Hello there, James. Really think this story you've got here is very cool. Really interested to see where this goes. Apologies for the novel-length comment. I guess I'm a verbose kind of guy. And of course, I'm commenting on five separate pieces of writing here.
It is very easy to misread people's stories after just reading it once, so if I've gotten anything wrong here, my apologies.
First of all, I have a lifelong history with science fiction and know all the classic plots--I have written a few of them myself--so I love how you've freshened up a couple of really classic plot lines: the Tiny Invisible Aliens and the Coming Alien Invasion. The reveal that the nail was actually a rocket ship is extremely clever and a delightful surprise.
(The mycelium-taking-over-people's-brains plot device might be read as too direct a borrow from "The last of us." I wonder if anybody has complained about that.)
I like the way Part 1 drops us into a dramatic situation in the operating room, which really catches my interest. I want to stick around and find out what's going on with the kid. Of course, once I see the miniature rocket ship reveal, I'm totally hooked.

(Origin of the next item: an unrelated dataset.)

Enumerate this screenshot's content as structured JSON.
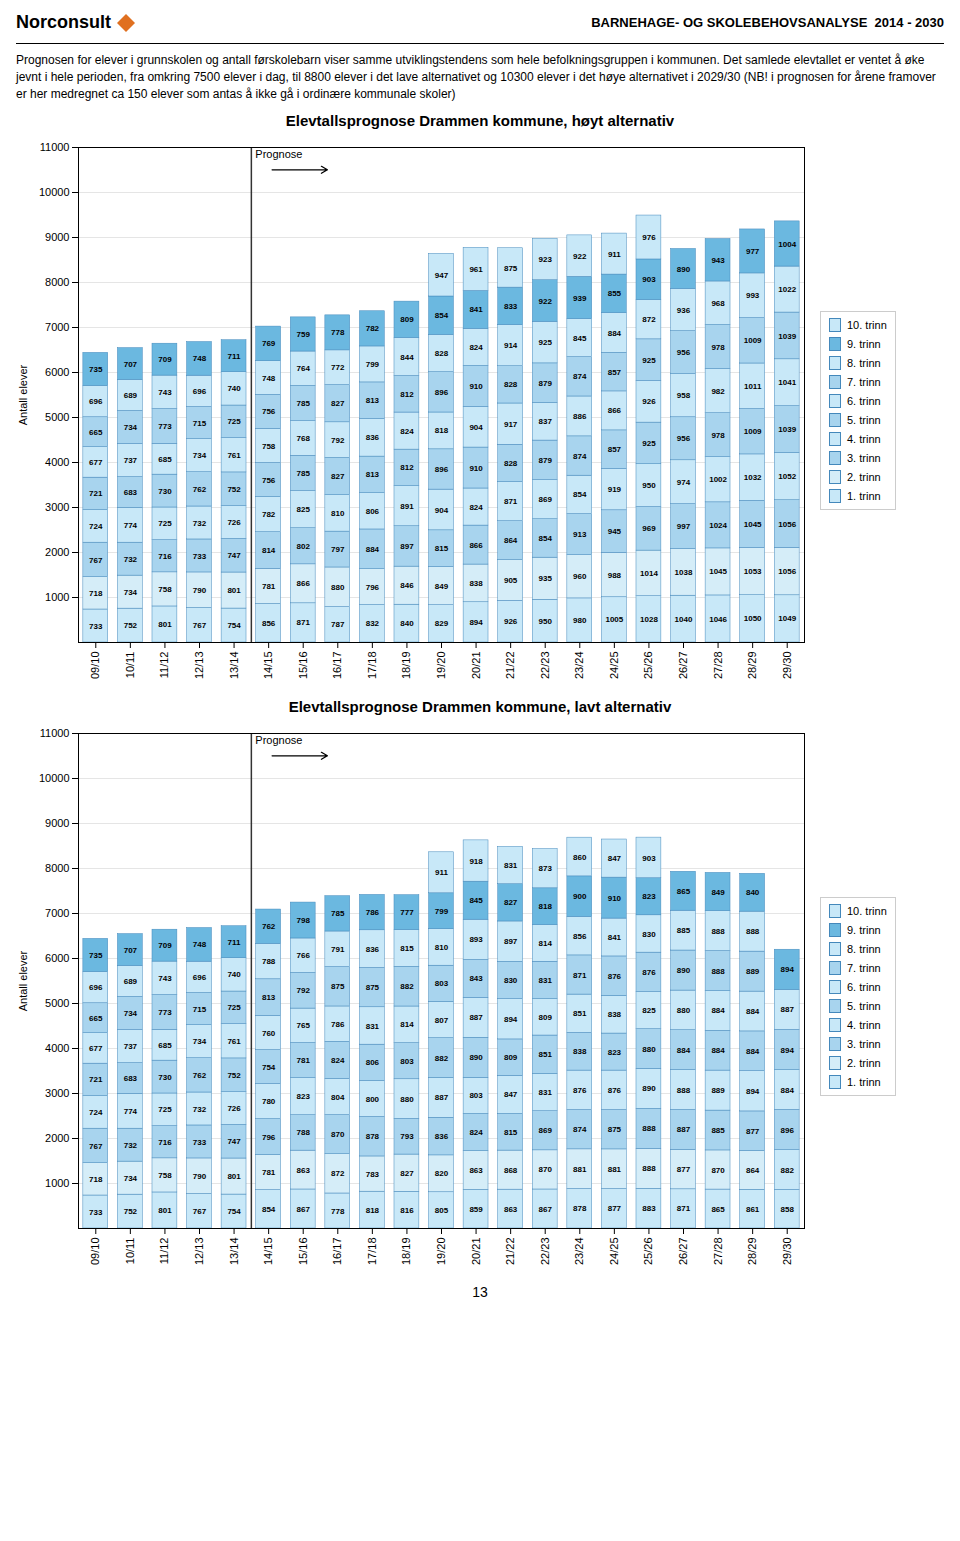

This is so incredibly important. I see so many stories here on Substack that take so long to get me involved that I sometimes give up. I think with this sort of writing you're doing, you really have to shoot the sheriff in the first paragraph.
Just a few things threw me and I got confused.
Satinder seems to come out of the blue. And I'm asking myself, "Who is this person? Why am I here? Where am I?"
Then the tiny crew is introduced, which is, as I said, very cool. I'm not sure quite where they are. Assume it's a giant lake is a body of water or a swamp?
Then I get torn away from the little crew and I'm back to Kevin for a bit, and then back to the little crew. A little whiplash there? At least for me. I was thinking, hey, bring the little guys back!
At this point, you're telling me this story from the point of view of the tiny crew, and the narrator doesn't explicitly say what kind of animals they are encountering because the crew, of course, wouldn't know what they were called. You are in what they call close third-person point of view.
Then, suddenly, at the end, the narrator just names them (firefly, viper, bullfrog). Is the author/narrator just kind of dropping in there deus ex machina? Important to be careful about point of view and being consistent. It can be disorienting when writers "head hop."
As for the character building... this transitioning suddenly from scene to scene, character to character, gives the story a lot of great forward motion ("profluence"), which I love, but risks leaving me, The Reader, with a bunch of people I don't really know very well. This makes it harder for me to care what happens to them. I'm not sure how to deal with that issue.
Overall, after these five installments, I have to say I don't get impression that Kevin cares one way or the other what happens to him. Seems a little passive. Doesn't seem worried or scared. Am I wrong? Maybe this is intentional--a byproduct of his brain being colonized by the fungus. In any case, part of me being able to care about what happens to him is HIM caring about what happens to him.
You're a great writer and a careful craftsman. I always love to see that. People on Substack don't always attend the structural issues carefully enough. For a reader, it's very, very important to know what is going on. Not make us work so hard.
Not that you're making me work THAT hard. Just a few rough patches here and there that would be easily remedied.
Okay, that's what old Dan thinks, for what it's worth.